Dopamine D2 Receptor Activation on Striatal Inhibitory Collaterals

Abstract

The principal neurons of the striatum are GABAergic medium spiny neurons (MSNs), whose collateral synapses onto neighboring neurons play critical roles in striatal function. MSNs can be divided by dopamine receptor expression into D1 and D2 class MSNs, and despite overwhelming evidence for D2 receptors (D2R) in maintaining proper striatal function, it remains unclear how MSN collaterals are specifically altered by D2R activation. This is partly due to the low rate of inhibitory collateral detection between MSNs in conventional ex vivo slice recordings. Furthermore, most studies on MSN collaterals have been conducted either blind or in models in which only one MSN subtype can be distinguished. In this dissertation, I describe a dissociated culture system using striatal and cortical neurons harvested from genetically modified mice. These mice express tdTomato and EGFP downstream of the dopamine D1R and D2R promoters, respectively, allowing for simultaneous distinction between the two major subtypes of MSNs. These neurons develop spines, hyperpolarized resting membrane potentials and exhibit up-and-down states, while also maintaining expression of both fluorophores through time. Paired whole cell patch clamp recordings revealed an enhanced rate of inhibitory functional synapses than previously reported in slice recordings.

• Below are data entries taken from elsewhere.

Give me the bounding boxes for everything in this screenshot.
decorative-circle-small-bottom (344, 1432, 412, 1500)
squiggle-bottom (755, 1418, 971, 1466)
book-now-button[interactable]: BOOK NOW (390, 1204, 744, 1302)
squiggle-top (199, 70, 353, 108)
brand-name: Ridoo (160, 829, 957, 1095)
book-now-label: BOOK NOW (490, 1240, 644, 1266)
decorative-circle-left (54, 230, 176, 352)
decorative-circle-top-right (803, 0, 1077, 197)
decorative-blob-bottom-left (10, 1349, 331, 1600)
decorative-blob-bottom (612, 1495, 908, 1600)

Using these cortico-striatal cultures, I report that chronic D2R stimulation, with the D2/3 receptor agonist quinpirole, regulates MSN collaterals in vitro by pre- and post-synaptic mechanisms. Quinpirole increased the rate and strength of collateral formation onto D2R-containing MSNs (D2 MSNs) as measured by paired whole-cell patch clamp recordings. Additionally, these neurons were more sensitive to low concentrations of GABA and exhibited an increase in gephyrin puncta density, suggesting increased postsynaptic GABAA receptors. Lastly, quinpirole treatment increased presynaptic GABA release sites as shown by increased frequency of sIPSCs and mIPSCs, correlating with increased VGAT puncta. Combined with the observation that there were no detectable differences in sensitivity to specific GABAA receptor modulators, I provide evidence that D2R activation powerfully transforms MSN collaterals via coordinated pre- and post-synaptic alterations. As the D2 MSNs are highly implicated in Parkinson's disease and other neurological disorders, these findings may contribute to understanding and treating the changes that occur in these pathological states.